Feature Map Similarity Reduction in Convolutional Neural Networks
Zakariae Belmekki, Jun Li, Patrick Reuter, David Antonio Gómez Jáuregui, Karl Jenkins
TL;DR
This work targets redundancy in CNN feature maps by showing that kernel orthogonality does not guarantee reduced feature-map similarity. It derives the Convolutional Similarity loss $L_{CS}$, formalizing a kernel-based objective that minimizes cross-kernel similarity to drive feature-map orthogonality, with the key relation $\langle F_1, F_2\rangle = \langle (K_1 \circledast K_2), (X \circledast X)_{[1-N, N-1]}\rangle$. Empirical results on shallow CNNs and a ResNet18 demonstrate that minimizing $L_{CS}$ improves accuracy, accelerates convergence, and enables much smaller models to achieve comparable performance. The approach provides a computationally efficient alternative to explicit feature-map decorrelation and kernel-only regularization, though it presents challenges when coupled with momentum-based optimizers. Future work will explore combining iterative initialization with momentum dynamics and extending CS to generative frameworks.
Abstract
It has been observed that Convolutional Neural Networks (CNNs) suffer from redundancy in feature maps, leading to inefficient capacity utilization. Efforts to address this issue have largely focused on kernel orthogonality method. In this work, we theoretically and empirically demonstrate that kernel orthogonality does not necessarily lead to a reduction in feature map redundancy.
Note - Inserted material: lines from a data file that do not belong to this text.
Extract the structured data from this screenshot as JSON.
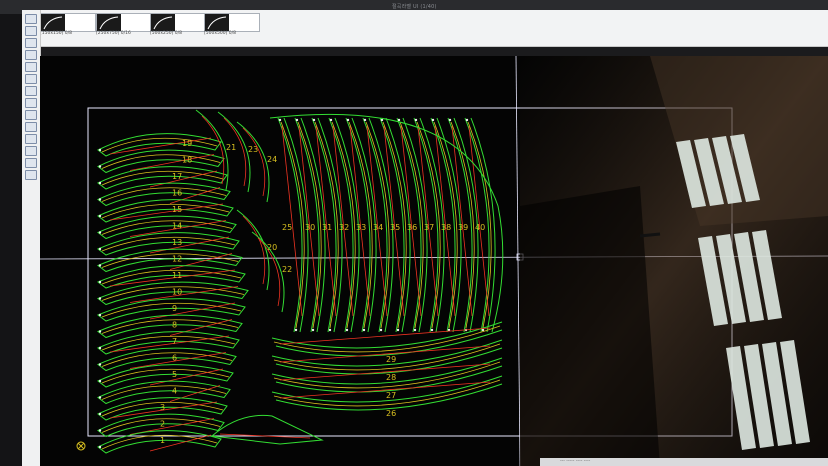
{
  "window": {
    "title": "절곡라벨 UI (1/40)"
  },
  "toolbar": {
    "thumbnails": [
      {
        "label": "[150x150] 0/8"
      },
      {
        "label": "[250x750] 0/16"
      },
      {
        "label": "[500x250] 0/8"
      },
      {
        "label": "[500x500] 0/8"
      }
    ]
  },
  "canvas": {
    "background": "#040404",
    "part_color": "#33dd33",
    "cut_color": "#ee3322",
    "path_color": "#d8c020",
    "sheet_color": "#e8e8ff",
    "part_labels": {
      "left_stack": [
        "19",
        "18",
        "17",
        "16",
        "15",
        "14",
        "13",
        "12",
        "11",
        "10",
        "9",
        "8",
        "7",
        "6",
        "5",
        "4",
        "3",
        "2",
        "1"
      ],
      "middle": [
        "21",
        "23",
        "24",
        "20",
        "22"
      ],
      "right_fan": [
        "25",
        "30",
        "31",
        "32",
        "33",
        "34",
        "35",
        "36",
        "37",
        "38",
        "39",
        "40"
      ],
      "bottom_right": [
        "29",
        "28",
        "27",
        "26"
      ]
    }
  },
  "status": {
    "text": "--- ----- ---- ----"
  }
}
Based on this analysis, we propose the Convolutional Similarity method to reduce feature map similarity, independently of the CNN's input. The Convolutional Similarity can be minimized as either a regularization term or an iterative initialization method. Experimental results show that minimizing Convolutional Similarity not only improves classification accuracy but also accelerates convergence. Furthermore, our method enables the use of significantly smaller models to achieve the same level of performance, promoting a more efficient use of model capacity. Future work will focus on coupling the iterative initialization method with the optimization momentum term and examining the method's impact on generative frameworks.